Politique des groupes cibles
Pendant Horeca Expo, la "Vereniging van Vlaamse Grootkeukenkoks" (Association flamande des chefs de cuisine collective) a organisé une matinée d'étude sur la "politique des groupes cibles dans le secteur de la cuisine collective". Le point de départ de la matinée d'étude était donc le fait que l'on s'attend à une approche de plus en plus diversifiée en termes de services de restauration dans le secteur de la cuisine collective. André Claessens a été le premier orateur. L'homme a fondé "Zorgtraiteur André Claessens" à Zaventem en 2009, après avoir travaillé plusieurs années dans le secteur des soins de santé et gravi les échelons, grâce à son vif intérêt pour l'alimentation, jusqu'au poste de responsable de la cuisine collective d'une maison de repos accueillant 85 personnes âgées. Sa femme et ses trois enfants travaillent également à temps plein dans l'entreprise. Entre-temps, une deuxième succursale a été créée à Leuven. Quelque deux mille repas sont préparés et livrés quotidiennement à un large éventail d'institutions, d'écoles et de particuliers nécessitant des soins.
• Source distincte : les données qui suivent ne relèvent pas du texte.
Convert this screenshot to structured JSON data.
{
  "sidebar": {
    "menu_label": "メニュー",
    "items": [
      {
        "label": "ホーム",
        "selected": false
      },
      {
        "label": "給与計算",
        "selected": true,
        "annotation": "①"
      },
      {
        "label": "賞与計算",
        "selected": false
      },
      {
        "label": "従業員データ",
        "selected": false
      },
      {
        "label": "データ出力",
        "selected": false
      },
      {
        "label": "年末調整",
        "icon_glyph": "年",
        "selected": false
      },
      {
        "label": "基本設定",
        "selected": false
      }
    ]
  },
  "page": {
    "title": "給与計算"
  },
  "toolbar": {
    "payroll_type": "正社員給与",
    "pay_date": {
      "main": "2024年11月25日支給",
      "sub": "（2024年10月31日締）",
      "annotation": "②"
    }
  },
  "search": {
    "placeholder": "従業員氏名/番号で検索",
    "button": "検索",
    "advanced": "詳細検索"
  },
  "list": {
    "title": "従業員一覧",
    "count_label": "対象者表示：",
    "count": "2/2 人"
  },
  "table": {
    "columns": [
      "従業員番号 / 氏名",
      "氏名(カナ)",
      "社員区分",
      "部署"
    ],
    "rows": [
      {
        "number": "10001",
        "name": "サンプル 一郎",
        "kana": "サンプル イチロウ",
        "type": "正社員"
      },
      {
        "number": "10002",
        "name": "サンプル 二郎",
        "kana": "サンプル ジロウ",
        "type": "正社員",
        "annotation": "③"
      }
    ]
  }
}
Production et transport écologiques
André Claessens: "Nous travaillons aussi en partie selon le principe de la '"chaîne courte", car nous avons conclu un accord avec une coopérative d'agriculteurs et la ville de Leuven"
André Claessens: "Je relève un certain nombre d'éléments et de défis importants pour notre secteur. Il s'agit du vieillissement de la population, de la "guerre des talents" dans notre secteur, des besoins de plus en plus spécifiques en matière de soins et de repas et, enfin, de la demande justifiée d'une production et d'un transport plus écologiques", explique André Claessens. "En ce qui concerne l'écologie, nous utilisons déjà des vélos-cargos électriques et, début 2023, nous avons investi dans une installation électrique verte qui produit à la fois de la chaleur et de l'électricité. Nous travaillons également en partie selon le principe de la "chaîne courte" par le biais d'un contrat avec une coopérative d'agriculteurs et la ville de Leuven, ce qui nous permet d'obtenir des produits régionaux de qualité. Une politique du personnel inclusive et diversifiée est très importante pour nous. Par exemple, des personnes souffrant d'un handicap au travail travaillent également dans notre équipe". Mais le cheval de bataille de l'entreprise semble être surtout son approche de la préparation des repas orientée vers les groupes cibles, et même individuelle dans certains cas.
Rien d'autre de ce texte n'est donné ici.